Many people don’t understand why someone would stay in a violent relationship.

 
Here are just some reasons:

Fear: Repeated threats often paralyze the victim. Leaving is often the most dangerous time in a battering relationship.

For support when deciding to leave, please contact Voices Empowered at 623-986-3987
or the 24 hour National Domestic Violence Hotline 1-800-799-SAFE (7233) (TTY 1-800-787-3224)
for safety planning, support, and referrals.

Low Self-Esteem: Repeated name calling, mind games, and humiliation can cause the victim to feel the abuse is his/her fault or that the abuse is deserved.

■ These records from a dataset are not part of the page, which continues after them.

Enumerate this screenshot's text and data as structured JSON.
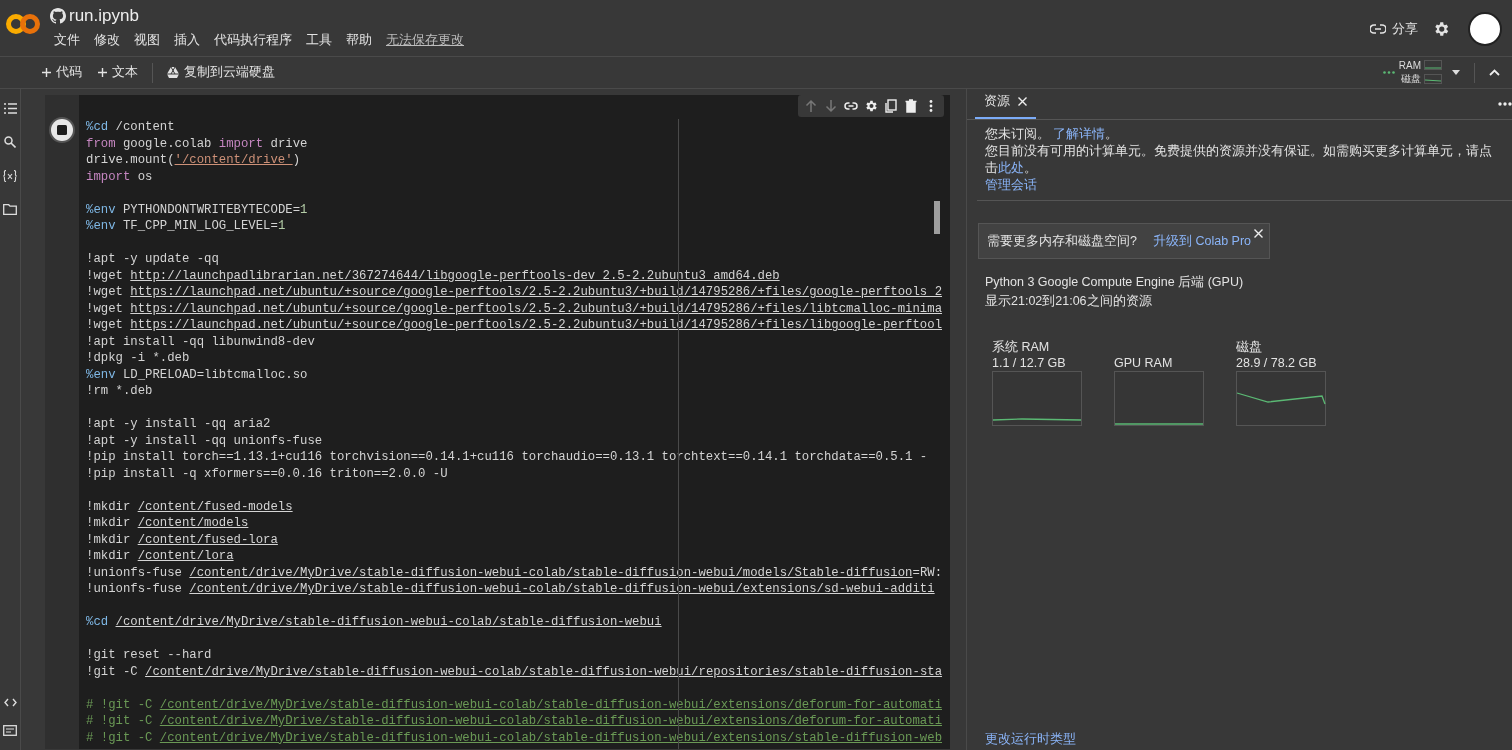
{
  "app": {
    "title": "run.ipynb"
  },
  "menu": [
    {
      "label": "文件"
    },
    {
      "label": "修改"
    },
    {
      "label": "视图"
    },
    {
      "label": "插入"
    },
    {
      "label": "代码执行程序"
    },
    {
      "label": "工具"
    },
    {
      "label": "帮助"
    }
  ],
  "save_status": "无法保存更改",
  "header_actions": {
    "share": "分享"
  },
  "toolbar": {
    "buttons": [
      {
        "label": "代码",
        "kind": "add"
      },
      {
        "label": "文本",
        "kind": "add"
      },
      {
        "label": "复制到云端硬盘",
        "kind": "drive"
      }
    ],
    "indicator": [
      "RAM",
      "磁盘"
    ]
  },
  "cell": {
    "running": true,
    "lines": [
      {
        "gap": false,
        "segments": [
          {
            "text": "%cd",
            "kind": "magic"
          },
          {
            "text": " /content",
            "kind": "plain"
          }
        ]
      },
      {
        "gap": false,
        "segments": [
          {
            "text": "from",
            "kind": "keyword"
          },
          {
            "text": " google.colab ",
            "kind": "plain"
          },
          {
            "text": "import",
            "kind": "keyword"
          },
          {
            "text": " drive",
            "kind": "plain"
          }
        ]
      },
      {
        "gap": false,
        "segments": [
          {
            "text": "drive.mount(",
            "kind": "plain"
          },
          {
            "text": "'/content/drive'",
            "kind": "string"
          },
          {
            "text": ")",
            "kind": "plain"
          }
        ]
      },
      {
        "gap": false,
        "segments": [
          {
            "text": "import",
            "kind": "keyword"
          },
          {
            "text": " os",
            "kind": "plain"
          }
        ]
      },
      {
        "gap": true,
        "segments": [
          {
            "text": "%env",
            "kind": "magic"
          },
          {
            "text": " PYTHONDONTWRITEBYTECODE=",
            "kind": "plain"
          },
          {
            "text": "1",
            "kind": "number"
          }
        ]
      },
      {
        "gap": false,
        "segments": [
          {
            "text": "%env",
            "kind": "magic"
          },
          {
            "text": " TF_CPP_MIN_LOG_LEVEL=",
            "kind": "plain"
          },
          {
            "text": "1",
            "kind": "number"
          }
        ]
      },
      {
        "gap": true,
        "segments": [
          {
            "text": "!apt -y update -qq",
            "kind": "plain"
          }
        ]
      },
      {
        "gap": false,
        "segments": [
          {
            "text": "!wget ",
            "kind": "plain"
          },
          {
            "text": "http://launchpadlibrarian.net/367274644/libgoogle-perftools-dev_2.5-2.2ubuntu3_amd64.deb",
            "kind": "path"
          }
        ]
      },
      {
        "gap": false,
        "segments": [
          {
            "text": "!wget ",
            "kind": "plain"
          },
          {
            "text": "https://launchpad.net/ubuntu/+source/google-perftools/2.5-2.2ubuntu3/+build/14795286/+files/google-perftools_2",
            "kind": "path"
          }
        ]
      },
      {
        "gap": false,
        "segments": [
          {
            "text": "!wget ",
            "kind": "plain"
          },
          {
            "text": "https://launchpad.net/ubuntu/+source/google-perftools/2.5-2.2ubuntu3/+build/14795286/+files/libtcmalloc-minima",
            "kind": "path"
          }
        ]
      },
      {
        "gap": false,
        "segments": [
          {
            "text": "!wget ",
            "kind": "plain"
          },
          {
            "text": "https://launchpad.net/ubuntu/+source/google-perftools/2.5-2.2ubuntu3/+build/14795286/+files/libgoogle-perftool",
            "kind": "path"
          }
        ]
      },
      {
        "gap": false,
        "segments": [
          {
            "text": "!apt install -qq libunwind8-dev",
            "kind": "plain"
          }
        ]
      },
      {
        "gap": false,
        "segments": [
          {
            "text": "!dpkg -i *.deb",
            "kind": "plain"
          }
        ]
      },
      {
        "gap": false,
        "segments": [
          {
            "text": "%env",
            "kind": "magic"
          },
          {
            "text": " LD_PRELOAD=libtcmalloc.so",
            "kind": "plain"
          }
        ]
      },
      {
        "gap": false,
        "segments": [
          {
            "text": "!rm *.deb",
            "kind": "plain"
          }
        ]
      },
      {
        "gap": true,
        "segments": [
          {
            "text": "!apt -y install -qq aria2",
            "kind": "plain"
          }
        ]
      },
      {
        "gap": false,
        "segments": [
          {
            "text": "!apt -y install -qq unionfs-fuse",
            "kind": "plain"
          }
        ]
      },
      {
        "gap": false,
        "segments": [
          {
            "text": "!pip install torch==1.13.1+cu116 torchvision==0.14.1+cu116 torchaudio==0.13.1 torchtext==0.14.1 torchdata==0.5.1 -",
            "kind": "plain"
          }
        ]
      },
      {
        "gap": false,
        "segments": [
          {
            "text": "!pip install -q xformers==0.0.16 triton==2.0.0 -U",
            "kind": "plain"
          }
        ]
      },
      {
        "gap": true,
        "segments": [
          {
            "text": "!mkdir ",
            "kind": "plain"
          },
          {
            "text": "/content/fused-models",
            "kind": "path"
          }
        ]
      },
      {
        "gap": false,
        "segments": [
          {
            "text": "!mkdir ",
            "kind": "plain"
          },
          {
            "text": "/content/models",
            "kind": "path"
          }
        ]
      },
      {
        "gap": false,
        "segments": [
          {
            "text": "!mkdir ",
            "kind": "plain"
          },
          {
            "text": "/content/fused-lora",
            "kind": "path"
          }
        ]
      },
      {
        "gap": false,
        "segments": [
          {
            "text": "!mkdir ",
            "kind": "plain"
          },
          {
            "text": "/content/lora",
            "kind": "path"
          }
        ]
      },
      {
        "gap": false,
        "segments": [
          {
            "text": "!unionfs-fuse ",
            "kind": "plain"
          },
          {
            "text": "/content/drive/MyDrive/stable-diffusion-webui-colab/stable-diffusion-webui/models/Stable-diffusion",
            "kind": "path"
          },
          {
            "text": "=RW:",
            "kind": "plain"
          }
        ]
      },
      {
        "gap": false,
        "segments": [
          {
            "text": "!unionfs-fuse ",
            "kind": "plain"
          },
          {
            "text": "/content/drive/MyDrive/stable-diffusion-webui-colab/stable-diffusion-webui/extensions/sd-webui-additi",
            "kind": "path"
          }
        ]
      },
      {
        "gap": true,
        "segments": [
          {
            "text": "%cd ",
            "kind": "magic"
          },
          {
            "text": "/content/drive/MyDrive/stable-diffusion-webui-colab/stable-diffusion-webui",
            "kind": "path"
          }
        ]
      },
      {
        "gap": true,
        "segments": [
          {
            "text": "!git reset --hard",
            "kind": "plain"
          }
        ]
      },
      {
        "gap": false,
        "segments": [
          {
            "text": "!git -C ",
            "kind": "plain"
          },
          {
            "text": "/content/drive/MyDrive/stable-diffusion-webui-colab/stable-diffusion-webui/repositories/stable-diffusion-sta",
            "kind": "path"
          }
        ]
      },
      {
        "gap": true,
        "segments": [
          {
            "text": "# !git -C ",
            "kind": "comment"
          },
          {
            "text": "/content/drive/MyDrive/stable-diffusion-webui-colab/stable-diffusion-webui/extensions/deforum-for-automati",
            "kind": "comment_path"
          }
        ]
      },
      {
        "gap": false,
        "segments": [
          {
            "text": "# !git -C ",
            "kind": "comment"
          },
          {
            "text": "/content/drive/MyDrive/stable-diffusion-webui-colab/stable-diffusion-webui/extensions/deforum-for-automati",
            "kind": "comment_path"
          }
        ]
      },
      {
        "gap": false,
        "segments": [
          {
            "text": "# !git -C ",
            "kind": "comment"
          },
          {
            "text": "/content/drive/MyDrive/stable-diffusion-webui-colab/stable-diffusion-webui/extensions/stable-diffusion-web",
            "kind": "comment_path"
          }
        ]
      }
    ]
  },
  "panel": {
    "tab": {
      "label": "资源",
      "selected": true
    },
    "notice": {
      "line1": "您未订阅。",
      "learn_more": "了解详情",
      "line1_end": "。",
      "line2": "您目前没有可用的计算单元。免费提供的资源并没有保证。如需购买更多计算单元，请点击",
      "here": "此处",
      "line2_end": "。",
      "manage": "管理会话"
    },
    "banner": {
      "text": "需要更多内存和磁盘空间?",
      "link": "升级到 Colab Pro"
    },
    "runtime": "Python 3 Google Compute Engine 后端 (GPU)",
    "range": "显示21:02到21:06之间的资源",
    "meters": [
      {
        "label": "系统 RAM",
        "reading": "1.1 / 12.7 GB"
      },
      {
        "label": "GPU RAM"
      },
      {
        "label": "磁盘",
        "reading": "28.9 / 78.2 GB"
      }
    ],
    "footer_link": "更改运行时类型"
  }
}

Economic Reasons: Often victims are financially dependent upon their abusers, they don’t know about the resources that could help them, or the place where they live has little, if any, resources.

Children: There is often fear that the victim may not get custody of children or the children could be the target of violence or abduction. Many victims do not want to “break up” the family unit and minimize any psychological harm that may come to the children as a result of violence in the home.

Control: Victims often think they can control their partner’s abusive behavior if they just could “behave” or do what their partner wants.

Hope for Change: Victims often believe promises of change and really want to believe things will get better.

Religious Beliefs: Religion may play a part in committing to a partner, or may play a part in justification of abuse when religious texts are interpreted in such a way. There is also fear of excommunication from a religious community or fear of judgment from God for breaking up their family.

Immigration Issues: A victim may not leave because of immigration status.

Pressure from Family and Friends: There may not be supportive friends or family or the abuser has isolated the victim so that there is often no one to turn to for support. Friends or family may be frustrated by the victim leaving and returning multiple times or may have fear of repercussions of the abuser by helping the victim.